Aku bahkan tidak punya waktu untuk kembali ke rumah untuk berganti pakaian. Aku harus cepat mandi dan berpakaian sebelum langsung berangkat kerja. Ini benar-benar bencana!
“Ah…” Aku mendesah keras saat melihat pantulan tubuhku yang telanjang di cermin. Siapa pun yang tidur denganku tadi malam cukup agresif dalam sesi bercintanya. Ada banyak tanda cinta di tubuhku seperti leher, bahu, dada, perut, dan beberapa di paha dan kakiku. Untungnya, sebagian besar tidak akan terlihat jika aku mengenakan pakaian. Aku akan menutupi tanda cinta di leherku dengan sedikit concealer dan riasan jika rambut panjangku tidak menutupinya sepenuhnya. Itu seharusnya sudah cukup.
Bekas-bekas cinta di tubuhku membawa kembali kenangan samar-samar tentang apa yang terjadi tadi malam di ranjang kamar hotel ini. Potongan-potongan kecil kenangan tentang apa yang dilakukan pria tak dikenal tadi malam kepadaku mulai membanjiri pikiranku. Dia membawaku ke kamar hotel ini, dan aku ingat bahwa aku menciumnya dengan penuh gairah sebelum dia mulai menciumku kembali. Kemudian, dia mendorongku ke ranjang dan terus menciumku sambil mulai menelanjangiku. Ketika aku telanjang, dia mulai menelanjangi dirinya sendiri.

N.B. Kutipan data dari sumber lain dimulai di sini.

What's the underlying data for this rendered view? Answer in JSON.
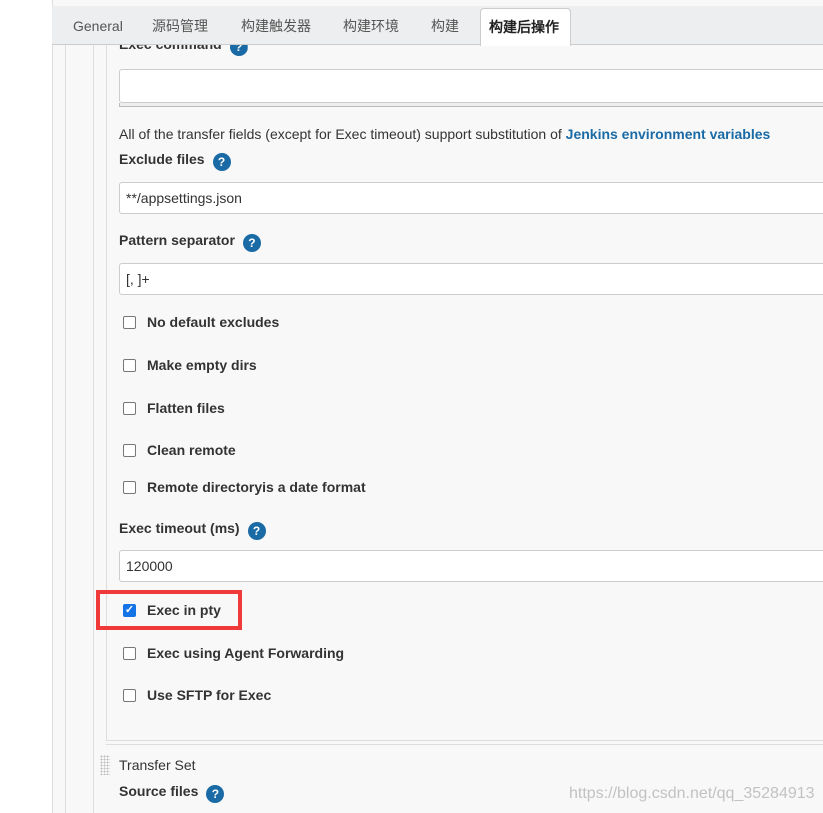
{
  "tabs": [
    "General",
    "源码管理",
    "构建触发器",
    "构建环境",
    "构建",
    "构建后操作"
  ],
  "active_tab": "构建后操作",
  "exec_command": {
    "label": "Exec command",
    "value": ""
  },
  "note": {
    "text": "All of the transfer fields (except for Exec timeout) support substitution of ",
    "link": "Jenkins environment variables"
  },
  "exclude_files": {
    "label": "Exclude files",
    "value": "**/appsettings.json"
  },
  "pattern_separator": {
    "label": "Pattern separator",
    "value": "[, ]+"
  },
  "checkboxes": [
    {
      "label": "No default excludes",
      "checked": false
    },
    {
      "label": "Make empty dirs",
      "checked": false
    },
    {
      "label": "Flatten files",
      "checked": false
    },
    {
      "label": "Clean remote",
      "checked": false
    },
    {
      "label": "Remote directoryis a date format",
      "checked": false
    }
  ],
  "exec_timeout": {
    "label": "Exec timeout (ms)",
    "value": "120000"
  },
  "checkboxes2": [
    {
      "label": "Exec in pty",
      "checked": true
    },
    {
      "label": "Exec using Agent Forwarding",
      "checked": false
    },
    {
      "label": "Use SFTP for Exec",
      "checked": false
    }
  ],
  "transfer_set": {
    "title": "Transfer Set",
    "source_label": "Source files"
  },
  "help_glyph": "?",
  "check_glyph": "✓",
  "watermark": "https://blog.csdn.net/qq_35284913",
  "colors": {
    "link": "#1a6aa6",
    "highlight": "#f03a3a",
    "checkbox": "#1473e6"
  }
}
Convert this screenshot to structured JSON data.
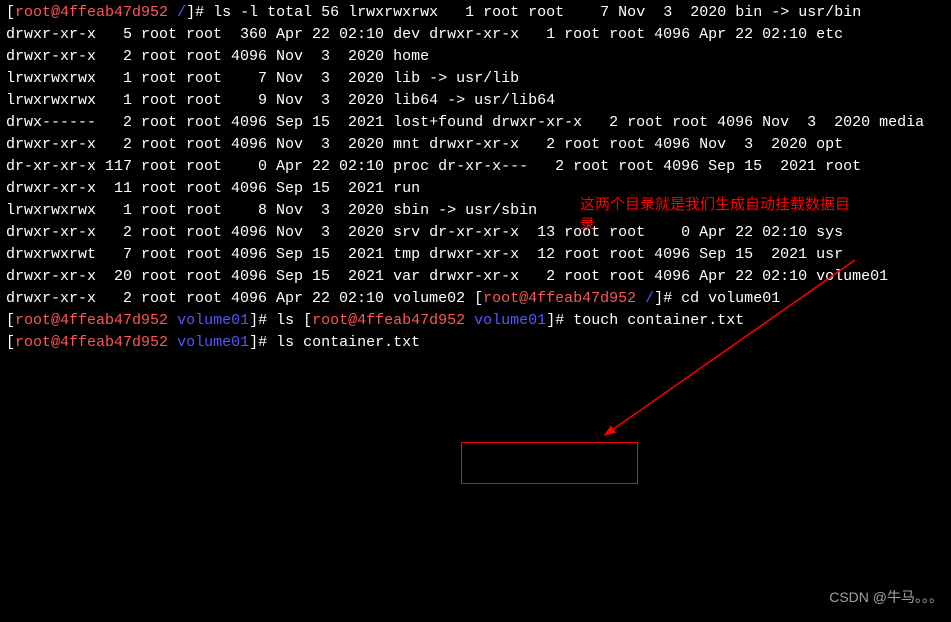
{
  "prompt1": {
    "user": "root@4ffeab47d952",
    "path": "/",
    "cmd": "ls -l"
  },
  "total": "total 56",
  "rows": [
    {
      "perm": "lrwxrwxrwx",
      "n": "  1",
      "own": "root root",
      "size": "   7",
      "date": "Nov  3  2020",
      "name": "bin -> usr/bin"
    },
    {
      "perm": "drwxr-xr-x",
      "n": "  5",
      "own": "root root",
      "size": " 360",
      "date": "Apr 22 02:10",
      "name": "dev"
    },
    {
      "perm": "drwxr-xr-x",
      "n": "  1",
      "own": "root root",
      "size": "4096",
      "date": "Apr 22 02:10",
      "name": "etc"
    },
    {
      "perm": "drwxr-xr-x",
      "n": "  2",
      "own": "root root",
      "size": "4096",
      "date": "Nov  3  2020",
      "name": "home"
    },
    {
      "perm": "lrwxrwxrwx",
      "n": "  1",
      "own": "root root",
      "size": "   7",
      "date": "Nov  3  2020",
      "name": "lib -> usr/lib"
    },
    {
      "perm": "lrwxrwxrwx",
      "n": "  1",
      "own": "root root",
      "size": "   9",
      "date": "Nov  3  2020",
      "name": "lib64 -> usr/lib64"
    },
    {
      "perm": "drwx------",
      "n": "  2",
      "own": "root root",
      "size": "4096",
      "date": "Sep 15  2021",
      "name": "lost+found"
    },
    {
      "perm": "drwxr-xr-x",
      "n": "  2",
      "own": "root root",
      "size": "4096",
      "date": "Nov  3  2020",
      "name": "media"
    },
    {
      "perm": "drwxr-xr-x",
      "n": "  2",
      "own": "root root",
      "size": "4096",
      "date": "Nov  3  2020",
      "name": "mnt"
    },
    {
      "perm": "drwxr-xr-x",
      "n": "  2",
      "own": "root root",
      "size": "4096",
      "date": "Nov  3  2020",
      "name": "opt"
    },
    {
      "perm": "dr-xr-xr-x",
      "n": "117",
      "own": "root root",
      "size": "   0",
      "date": "Apr 22 02:10",
      "name": "proc"
    },
    {
      "perm": "dr-xr-x---",
      "n": "  2",
      "own": "root root",
      "size": "4096",
      "date": "Sep 15  2021",
      "name": "root"
    },
    {
      "perm": "drwxr-xr-x",
      "n": " 11",
      "own": "root root",
      "size": "4096",
      "date": "Sep 15  2021",
      "name": "run"
    },
    {
      "perm": "lrwxrwxrwx",
      "n": "  1",
      "own": "root root",
      "size": "   8",
      "date": "Nov  3  2020",
      "name": "sbin -> usr/sbin"
    },
    {
      "perm": "drwxr-xr-x",
      "n": "  2",
      "own": "root root",
      "size": "4096",
      "date": "Nov  3  2020",
      "name": "srv"
    },
    {
      "perm": "dr-xr-xr-x",
      "n": " 13",
      "own": "root root",
      "size": "   0",
      "date": "Apr 22 02:10",
      "name": "sys"
    },
    {
      "perm": "drwxrwxrwt",
      "n": "  7",
      "own": "root root",
      "size": "4096",
      "date": "Sep 15  2021",
      "name": "tmp"
    },
    {
      "perm": "drwxr-xr-x",
      "n": " 12",
      "own": "root root",
      "size": "4096",
      "date": "Sep 15  2021",
      "name": "usr"
    },
    {
      "perm": "drwxr-xr-x",
      "n": " 20",
      "own": "root root",
      "size": "4096",
      "date": "Sep 15  2021",
      "name": "var"
    },
    {
      "perm": "drwxr-xr-x",
      "n": "  2",
      "own": "root root",
      "size": "4096",
      "date": "Apr 22 02:10",
      "name": "volume01"
    },
    {
      "perm": "drwxr-xr-x",
      "n": "  2",
      "own": "root root",
      "size": "4096",
      "date": "Apr 22 02:10",
      "name": "volume02"
    }
  ],
  "prompt2": {
    "user": "root@4ffeab47d952",
    "path": "/",
    "cmd": "cd volume01"
  },
  "prompt3": {
    "user": "root@4ffeab47d952",
    "path": "volume01",
    "cmd": "ls"
  },
  "prompt4": {
    "user": "root@4ffeab47d952",
    "path": "volume01",
    "cmd": "touch container.txt"
  },
  "prompt5": {
    "user": "root@4ffeab47d952",
    "path": "volume01",
    "cmd": "ls"
  },
  "output_file": "container.txt",
  "annotation": "这两个目录就是我们生成自动挂载数据目\n录",
  "watermark": "CSDN @牛马。。。"
}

Lalu dia mencium leherku dengan lembut sebelum menjilatinya. Tanda ini mungkin berasal dari saat dia menghisap sisi leherku. Lalu tangannya menjelajahi dan menjelajahi tubuhku. Tangannya terasa hangat di kulitku saat dia membelai dan meremas payudaraku yang telanjang. Tanda di dadaku ini berasal dari saat dia menghisap payudaraku dengan menggoda sebelum dia mulai menjilati putingku dengan liar.
Ujung jariku mengusap putingku, dan sedikit rasa sakit yang menyengat memberitahuku betapa sensitifnya mereka masih dari isapan kasarnya tadi malam. Putingku masih bengkak dan sedikit merah muda dari perhatian penuh kasih sayang namun sedikit kasar yang mereka terima sebelumnya.

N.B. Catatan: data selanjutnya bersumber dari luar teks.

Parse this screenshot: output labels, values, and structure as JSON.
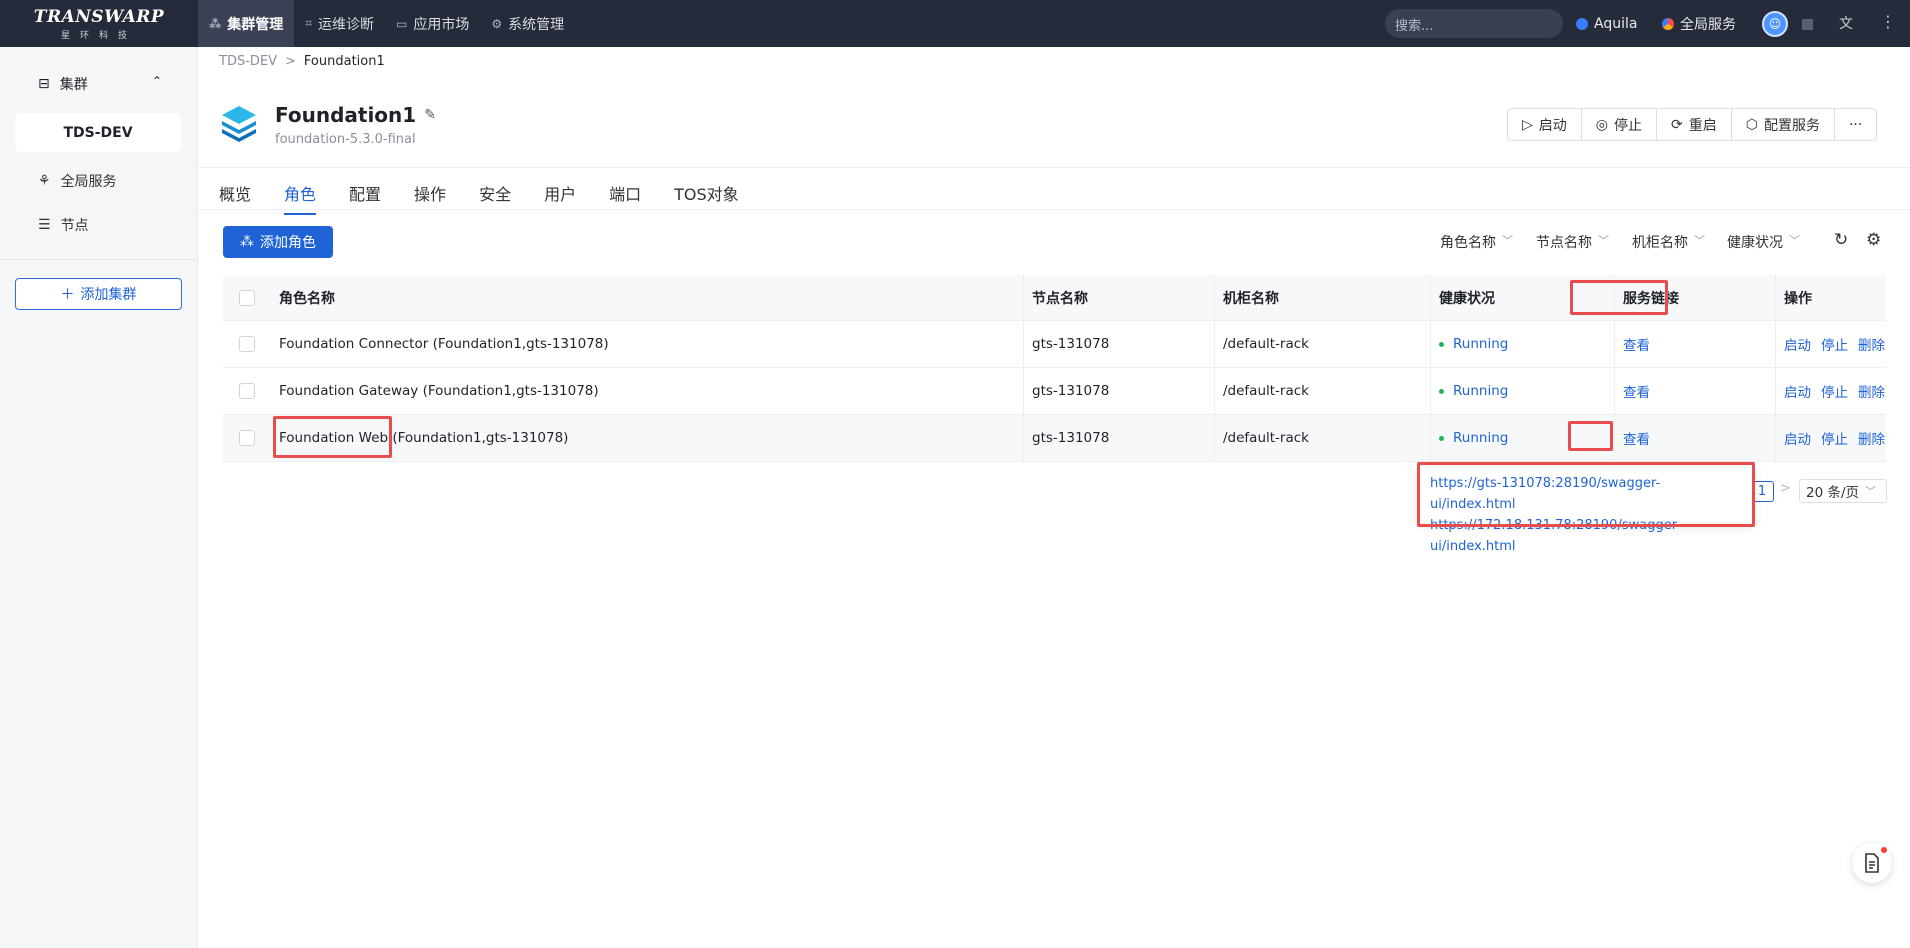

Bekas-bekas di pahaku ini berasal dari ciuman-ciumannya sebelum ia mulai menghisap kulit sensitif di paha bagian dalamku. Aku bertanya-tanya apakah ia mencicipiku saat itu dan aku yakin ia mungkin melakukannya. Sensasi perih di antara kedua kakiku yang seakan berdenyut dalam di dalam diriku adalah tanda pasti bahwa ada sesuatu yang tebal, panjang, dan besar di dalam terowongan cintaku. Perut bagian bawahku memberitahuku bahwa batangnya pasti telah mengaduk-aduk bagian dalamku cukup dalam ketika ia menusukkan batangnya yang tebal dan besar ke dalam lubang basahku.